A tradução do C(L)A(S)P
para (T)EC(L)A
altera a forma gráfica do Modelo, que traduz uma concepção filosófica e
hierárquica na experiência musical. Altera-lhe, ainda, a sua lógica interna, e
distorce sua fundamentação teórica.
Quero frisar, aqui, uma
frase de França e Swanwick (2002, p. 18), para entendermos efetivamente o
Modelo C(L)A(S)P e darmos continuidade aos nossos estudos de fundamentação da
prática pedagógica em música:
"É preciso salientar
ainda que o Modelo C(L)A(S)P não é um método de educação musical, nem um
inventário de práticas pedagógicas.

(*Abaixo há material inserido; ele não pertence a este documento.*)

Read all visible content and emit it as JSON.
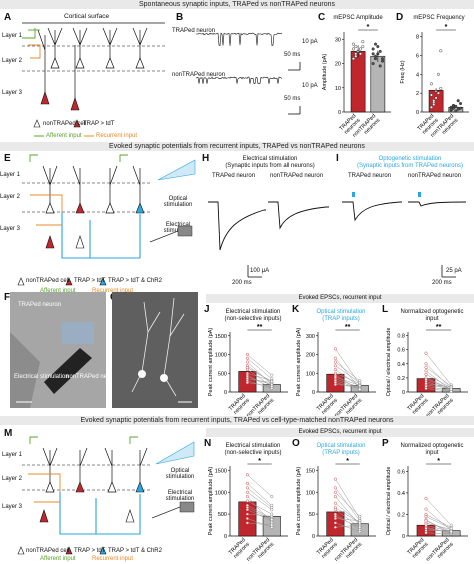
{
  "sections": {
    "s1": "Spontaneous synaptic inputs, TRAPed vs nonTRAPed neurons",
    "s2": "Evoked synaptic potentials from recurrent inputs, TRAPed vs nonTRAPed neurons",
    "s3": "Evoked synaptic potentials from recurrent inputs, TRAPed vs cell-type-matched nonTRAPed neurons"
  },
  "panels": {
    "A": {
      "label": "A",
      "title": "Cortical surface",
      "layers": [
        "Layer 1",
        "Layer 2",
        "Layer 3"
      ],
      "legend": {
        "nontraped": "nonTRAPed cell",
        "trap": "TRAP > tdT",
        "afferent": "Afferent input",
        "recurrent": "Recurrent input"
      }
    },
    "B": {
      "label": "B",
      "traped": "TRAPed neuron",
      "nontraped": "nonTRAPed neuron",
      "scale_y": "10 pA",
      "scale_x": "50 ms"
    },
    "C": {
      "label": "C",
      "title": "mEPSC Amplitude",
      "ylabel": "Amplitude (pA)",
      "yticks": [
        "0",
        "10",
        "20",
        "30"
      ],
      "star": "*",
      "xlabels": [
        "TRAPed neurons",
        "nonTRAPed neurons"
      ]
    },
    "D": {
      "label": "D",
      "title": "mEPSC Frequency",
      "ylabel": "Freq (Hz)",
      "yticks": [
        "0",
        "2",
        "4",
        "6",
        "8"
      ],
      "star": "*",
      "xlabels": [
        "TRAPed neurons",
        "nonTRAPed neurons"
      ]
    },
    "E": {
      "label": "E",
      "layers": [
        "Layer 1",
        "Layer 2",
        "Layer 3"
      ],
      "optical": "Optical stimulation",
      "electrical": "Electrical stimulation",
      "legend": {
        "nontraped": "nonTRAPed cell",
        "trap": "TRAP > tdT",
        "chr2": "TRAP > tdT & ChR2",
        "afferent": "Afferent input",
        "recurrent": "Recurrent input"
      }
    },
    "H": {
      "label": "H",
      "title1": "Electrical stimulation",
      "title2": "(Synaptic inputs from all neurons)",
      "traped": "TRAPed neuron",
      "nontraped": "nonTRAPed neuron",
      "scale_y": "100 μA",
      "scale_x": "200 ms"
    },
    "I": {
      "label": "I",
      "title1": "Optogenetic stimulation",
      "title2": "(Synaptic inputs from TRAPed neurons)",
      "traped": "TRAPed neuron",
      "nontraped": "nonTRAPed neuron",
      "scale_y": "25 pA",
      "scale_x": "200 ms"
    },
    "F": {
      "label": "F",
      "traped": "TRAPed neuron",
      "electrical": "Electrical stimulation",
      "nontraped": "nonTRAPed neuron"
    },
    "G": {
      "label": "G"
    },
    "JKL_header": "Evoked EPSCs, recurrent input",
    "J": {
      "label": "J",
      "title1": "Electrical stimulation",
      "title2": "(non-selective inputs)",
      "ylabel": "Peak current amplitude (pA)",
      "yticks": [
        "0",
        "500",
        "1000",
        "1500"
      ],
      "star": "**",
      "xlabels": [
        "TRAPed neurons",
        "nonTRAPed neurons"
      ]
    },
    "K": {
      "label": "K",
      "title1": "Optical stimulation",
      "title2": "(TRAP inputs)",
      "ylabel": "Peak current amplitude (pA)",
      "yticks": [
        "0",
        "100",
        "200",
        "300"
      ],
      "star": "**",
      "xlabels": [
        "TRAPed neurons",
        "nonTRAPed neurons"
      ]
    },
    "L": {
      "label": "L",
      "title1": "Normalized optogenetic",
      "title2": "input",
      "ylabel": "Optical / electrical amplitude",
      "yticks": [
        "0",
        "0.2",
        "0.4",
        "0.6",
        "0.8"
      ],
      "star": "**",
      "xlabels": [
        "TRAPed neurons",
        "nonTRAPed neurons"
      ]
    },
    "M": {
      "label": "M",
      "layers": [
        "Layer 1",
        "Layer 2",
        "Layer 3"
      ],
      "optical": "Optical stimulation",
      "electrical": "Electrical stimulation",
      "legend": {
        "nontraped": "nonTRAPed cell",
        "trap": "TRAP > tdT",
        "chr2": "TRAP > tdT & ChR2",
        "afferent": "Afferent input",
        "recurrent": "Recurrent input"
      }
    },
    "NOP_header": "Evoked EPSCs, recurrent input",
    "N": {
      "label": "N",
      "title1": "Electrical stimulation",
      "title2": "(non-selective inputs)",
      "ylabel": "Peak current amplitude (pA)",
      "yticks": [
        "0",
        "500",
        "1000",
        "1500"
      ],
      "star": "*",
      "xlabels": [
        "TRAPed neurons",
        "nonTRAPed neurons"
      ]
    },
    "O": {
      "label": "O",
      "title1": "Optical stimulation",
      "title2": "(TRAP inputs)",
      "ylabel": "Peak current amplitude (pA)",
      "yticks": [
        "0",
        "50",
        "100",
        "150"
      ],
      "star": "*",
      "xlabels": [
        "TRAPed neurons",
        "nonTRAPed neurons"
      ]
    },
    "P": {
      "label": "P",
      "title1": "Normalized optogenetic",
      "title2": "input",
      "ylabel": "Optical / electrical amplitude",
      "yticks": [
        "0",
        "0.2",
        "0.4",
        "0.6"
      ],
      "star": "*",
      "xlabels": [
        "TRAPed neurons",
        "nonTRAPed neurons"
      ]
    }
  },
  "chart_data": [
    {
      "panel": "C",
      "type": "bar",
      "categories": [
        "TRAPed neurons",
        "nonTRAPed neurons"
      ],
      "values": [
        25,
        23
      ],
      "points": [
        [
          22,
          24,
          25,
          26,
          27,
          28,
          23,
          25,
          24,
          29,
          26,
          27
        ],
        [
          20,
          22,
          24,
          25,
          21,
          26,
          23,
          27,
          19,
          22,
          24,
          28
        ]
      ],
      "ylim": [
        0,
        33
      ]
    },
    {
      "panel": "D",
      "type": "bar",
      "categories": [
        "TRAPed neurons",
        "nonTRAPed neurons"
      ],
      "values": [
        2.3,
        0.5
      ],
      "points": [
        [
          0.5,
          1,
          1.5,
          2,
          2.5,
          3,
          1.2,
          2.2,
          4,
          6.5,
          1.8,
          0.8
        ],
        [
          0.2,
          0.4,
          0.6,
          0.3,
          0.9,
          0.5,
          0.7,
          0.1,
          1.2,
          0.4,
          0.3,
          0.6
        ]
      ],
      "ylim": [
        0,
        8.5
      ]
    },
    {
      "panel": "J",
      "type": "bar",
      "categories": [
        "TRAPed neurons",
        "nonTRAPed neurons"
      ],
      "values": [
        550,
        200
      ],
      "pairs": [
        [
          1000,
          450
        ],
        [
          900,
          350
        ],
        [
          700,
          250
        ],
        [
          600,
          150
        ],
        [
          500,
          300
        ],
        [
          450,
          100
        ],
        [
          400,
          200
        ],
        [
          350,
          250
        ],
        [
          300,
          100
        ],
        [
          250,
          150
        ],
        [
          800,
          200
        ],
        [
          650,
          280
        ]
      ],
      "ylim": [
        0,
        1600
      ]
    },
    {
      "panel": "K",
      "type": "bar",
      "categories": [
        "TRAPed neurons",
        "nonTRAPed neurons"
      ],
      "values": [
        95,
        35
      ],
      "pairs": [
        [
          230,
          40
        ],
        [
          180,
          20
        ],
        [
          160,
          60
        ],
        [
          120,
          30
        ],
        [
          100,
          45
        ],
        [
          90,
          10
        ],
        [
          70,
          25
        ],
        [
          60,
          20
        ],
        [
          50,
          15
        ],
        [
          40,
          30
        ],
        [
          140,
          50
        ],
        [
          80,
          35
        ]
      ],
      "ylim": [
        0,
        320
      ]
    },
    {
      "panel": "L",
      "type": "bar",
      "categories": [
        "TRAPed neurons",
        "nonTRAPed neurons"
      ],
      "values": [
        0.19,
        0.05
      ],
      "pairs": [
        [
          0.55,
          0.1
        ],
        [
          0.4,
          0.05
        ],
        [
          0.35,
          0.08
        ],
        [
          0.3,
          0.02
        ],
        [
          0.25,
          0.06
        ],
        [
          0.2,
          0.04
        ],
        [
          0.15,
          0.03
        ],
        [
          0.1,
          0.05
        ],
        [
          0.08,
          0.02
        ],
        [
          0.05,
          0.01
        ],
        [
          0.12,
          0.07
        ],
        [
          0.18,
          0.04
        ]
      ],
      "ylim": [
        0,
        0.85
      ]
    },
    {
      "panel": "N",
      "type": "bar",
      "categories": [
        "TRAPed neurons",
        "nonTRAPed neurons"
      ],
      "values": [
        780,
        450
      ],
      "pairs": [
        [
          1400,
          900
        ],
        [
          1200,
          700
        ],
        [
          1000,
          600
        ],
        [
          900,
          300
        ],
        [
          800,
          500
        ],
        [
          700,
          400
        ],
        [
          600,
          350
        ],
        [
          500,
          450
        ],
        [
          400,
          200
        ],
        [
          300,
          250
        ],
        [
          1100,
          650
        ],
        [
          650,
          380
        ]
      ],
      "ylim": [
        0,
        1600
      ]
    },
    {
      "panel": "O",
      "type": "bar",
      "categories": [
        "TRAPed neurons",
        "nonTRAPed neurons"
      ],
      "values": [
        55,
        28
      ],
      "pairs": [
        [
          130,
          40
        ],
        [
          110,
          35
        ],
        [
          90,
          25
        ],
        [
          75,
          30
        ],
        [
          60,
          20
        ],
        [
          50,
          15
        ],
        [
          40,
          35
        ],
        [
          30,
          10
        ],
        [
          20,
          25
        ],
        [
          100,
          45
        ],
        [
          65,
          30
        ],
        [
          45,
          20
        ]
      ],
      "ylim": [
        0,
        160
      ]
    },
    {
      "panel": "P",
      "type": "bar",
      "categories": [
        "TRAPed neurons",
        "nonTRAPed neurons"
      ],
      "values": [
        0.1,
        0.05
      ],
      "pairs": [
        [
          0.35,
          0.1
        ],
        [
          0.25,
          0.05
        ],
        [
          0.2,
          0.08
        ],
        [
          0.15,
          0.02
        ],
        [
          0.12,
          0.06
        ],
        [
          0.1,
          0.04
        ],
        [
          0.08,
          0.03
        ],
        [
          0.05,
          0.05
        ],
        [
          0.03,
          0.02
        ],
        [
          0.18,
          0.07
        ],
        [
          0.07,
          0.03
        ],
        [
          0.14,
          0.04
        ]
      ],
      "ylim": [
        0,
        0.65
      ]
    }
  ]
}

O Modelo carrega uma visão filosófica sobre
a educação musical, enfatizando o que é central e o que é periférico (embora
necessário) para o desenvolvimento musical".
Quando começo a refletir
sobre a tradução, lembro-me de ter aprendido música com base num modelo
tecnicista, tal como sugere a tradução (T)EC(L)A. Tocar e desenvolver os dedos
eram minha meta no aprendizado do piano, porque, desde menina, me ensinaram que
era assim. Eu amava inventar músicas, mudar os arranjos daquelas que tocava de
partitura, descobrir sonoridades novas e inusitadas no silêncio solitário da
sala da minha casa, pois no conservatório, só havia espaço para tocar tal como
a partitura... Escalas, estudos, sonatas, técnica pura, essa era minha aula de
música! Também não me lembro de ouvir música com freqüência na minha trajetória
como aluna, muito menos de fazê-la com espontaneidade...
Pergunto, para
finalizarmos com ares reflexivos:
Onde fica a centralidade da experiência musical ativa na
tradução do Modelo para TECLA?
Como ficam os princípios filosóficos que sustentam o Modelo na
tradução?
Qual a necessidade de uma tradução para uma sigla que reúne
singularmente princípios de uma educação musical integradora e equilibrada?
Referências
Referências
FRANÇA, Cecília C;
SWANWICK, Keith. Composição, apreciação e performance na educação musical:
teoria, pesquisa e prática. Em Pauta.
Revista do Programa de Pós-graduação em Música da Universidade Federal do Rio Grande
do Sul, v. 13, n.21, dez. 2002, p. 6-41.